The number of Scottish companies at higher than average risk of insolvency rose markedly over the course of 2017, according to insolvency and restructuring trade body R3.
In December, 26.6% of Scottish firms fell into the category of companies at greater than usual risk of insolvency, up by 36% from January 2017, when the equivalent figure was 19.6%. Scotland’s business community can however take some reassurance from its relatively strong position relative to other parts of the UK: Scotland has the lowest proportion of firms at above-average risk of anywhere in the UK. In all, nearly a third (32.9%) of UK businesses were at greater than average risk of insolvency in December, up from nearly a quarter (24.7%) in January.
Looking at different industry sectors, while some performed better than others, all of the sectors monitored by R3 saw their proportion of firms at above-average risk of insolvency rise between the start and the end of 2017.
In percentage terms, the restaurant sector saw the smallest rise in elevated risk levels from January (22.5%) to December (24.3%), up 8%, while the figures for the hotel industry rose by 36% over the same period, from 20% to 27.2%.

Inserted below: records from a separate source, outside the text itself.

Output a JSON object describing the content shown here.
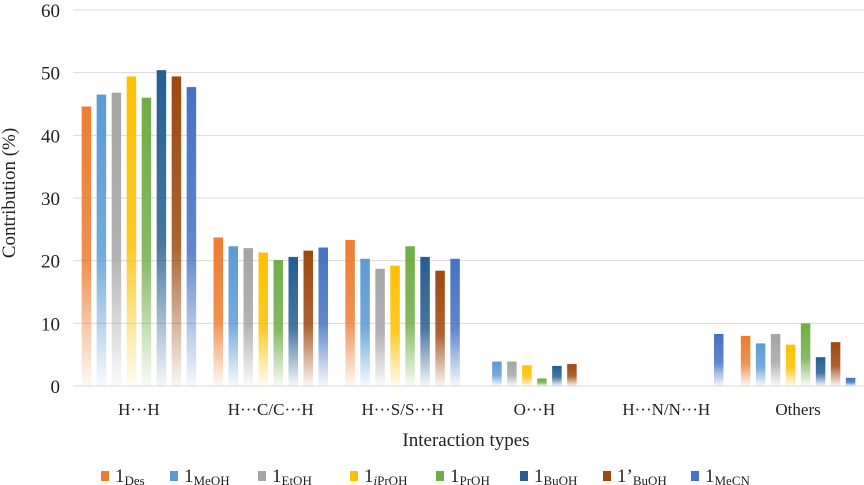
{
  "chart_data": {
    "type": "bar",
    "title": "",
    "xlabel": "Interaction types",
    "ylabel": "Contribution (%)",
    "ylim": [
      0,
      60
    ],
    "yticks": [
      0,
      10,
      20,
      30,
      40,
      50,
      60
    ],
    "grid": true,
    "legend_position": "bottom",
    "categories": [
      "H···H",
      "H···C/C···H",
      "H···S/S···H",
      "O···H",
      "H···N/N···H",
      "Others"
    ],
    "series": [
      {
        "name": "1Des",
        "prefix": "1",
        "sub": "Des",
        "color": "#ED7D31",
        "values": [
          44.6,
          23.7,
          23.3,
          0,
          0,
          8.0
        ]
      },
      {
        "name": "1MeOH",
        "prefix": "1",
        "sub": "MeOH",
        "color": "#5B9BD5",
        "values": [
          46.5,
          22.3,
          20.3,
          3.9,
          0,
          6.8
        ]
      },
      {
        "name": "1EtOH",
        "prefix": "1",
        "sub": "EtOH",
        "color": "#A5A5A5",
        "values": [
          46.8,
          22.0,
          18.7,
          3.9,
          0,
          8.3
        ]
      },
      {
        "name": "1iPrOH",
        "prefix": "1",
        "sub": "iPrOH",
        "color": "#FFC000",
        "values": [
          49.4,
          21.3,
          19.2,
          3.3,
          0,
          6.6
        ]
      },
      {
        "name": "1PrOH",
        "prefix": "1",
        "sub": "PrOH",
        "color": "#70AD47",
        "values": [
          46.0,
          20.1,
          22.3,
          1.2,
          0,
          10.0
        ]
      },
      {
        "name": "1BuOH",
        "prefix": "1",
        "sub": "BuOH",
        "color": "#255E91",
        "values": [
          50.4,
          20.6,
          20.6,
          3.2,
          0,
          4.6
        ]
      },
      {
        "name": "1'BuOH",
        "prefix": "1’",
        "sub": "BuOH",
        "color": "#9E480E",
        "values": [
          49.4,
          21.6,
          18.4,
          3.5,
          0,
          7.0
        ]
      },
      {
        "name": "1MeCN",
        "prefix": "1",
        "sub": "MeCN",
        "color": "#4472C4",
        "values": [
          47.7,
          22.1,
          20.3,
          0,
          8.3,
          1.3
        ]
      }
    ]
  }
}
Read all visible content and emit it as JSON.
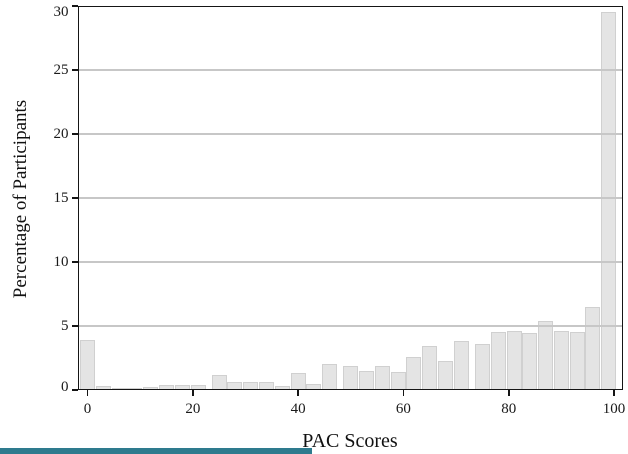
{
  "figure": {
    "background": "#ffffff",
    "accent_strip_color": "#2e7b8e",
    "spine_color": "#151515",
    "grid_color": "#c7c7c7"
  },
  "chart_data": {
    "type": "bar",
    "title": "",
    "xlabel": "PAC Scores",
    "ylabel": "Percentage of Participants",
    "x": [
      0,
      3,
      6,
      9,
      12,
      15,
      18,
      21,
      25,
      28,
      31,
      34,
      37,
      40,
      43,
      46,
      50,
      53,
      56,
      59,
      62,
      65,
      68,
      71,
      75,
      78,
      81,
      84,
      87,
      90,
      93,
      96,
      99
    ],
    "values": [
      3.9,
      0.35,
      0.15,
      0.15,
      0.25,
      0.4,
      0.4,
      0.4,
      1.2,
      0.6,
      0.65,
      0.6,
      0.35,
      1.3,
      0.5,
      2.0,
      1.85,
      1.5,
      1.9,
      1.4,
      2.6,
      3.4,
      2.3,
      3.85,
      3.6,
      4.5,
      4.6,
      4.45,
      5.4,
      4.6,
      4.5,
      6.5,
      29.5
    ],
    "xticks": [
      0,
      20,
      40,
      60,
      80,
      100
    ],
    "yticks": [
      0,
      5,
      10,
      15,
      20,
      25,
      30
    ],
    "xlim": [
      -1.9,
      101.7
    ],
    "ylim": [
      0,
      30
    ],
    "grid": "horizontal-only",
    "legend": "none",
    "bar_color": "#e4e4e4",
    "bar_edge_color": "#d0d0d0",
    "bar_width_units": 2.85
  }
}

The Scottish technology and IT sector was the one which finished the year with the highest percentage of firms within it at greater than normal risk of becoming insolvent, at 40%, up from 34.1% in January. The December figure is marginally higher than the overall proportion of all tech/IT firms in the UK in the elevated risk category (39.8%).
Tim Cooper, Chair of R3 in Scotland and a partner at Addleshaw Goddard in Edinburgh, said “It’s not been the easiest of years for the Scottish economy, which is reflected in the overall increases in proportions of companies at higher than usual risk of insolvency. However, R3 has recorded rises in every sector it monitors in every part of the UK, so Scotland is not an isolated case in having seen its risk profile trend upward.”
“A few factors likely to have played a part in the rise in risk levels include a hike in the National Living Wage, higher inflation, exchange rate fluctuations, and costs associated with owning or leasing commercial property. There is also some uncertainty around what the final Brexit deal will look like, which could cause headaches for Scottish businesses trying to plan ahead. Businesses need to know what the framework for EU imports and exports will look like in the next few years. A lot of Scottish firms rely on EU staff, too.
“It remains to be seen whether the changes recorded by R3 over 2017 will continue into 2018. Business advisors are anecdotally reporting more demand for their services from companies which are experiencing some degree of distress. Seeking advice from a qualified and accredited professional can be a wise move for any firm struggling to adapt to new market realities, and the sooner this advice is sought, the more options a firm will have to find workable solutions to the issues it faces. To start 2018 with confidence, we would recommend that all firms – whatever sector they are in – remain vigilant, keep on top of cashflow, and ensure they are keeping up with developments in technology and customer demand.”
The figures are from R3’s latest insolvency risk tracker. The tracker is compiled using Bureau van Dijk’s ‘Fame’ database and measures companies’ balances sheets, director track records and other information to work out their likelihood of survival over the next 12 months.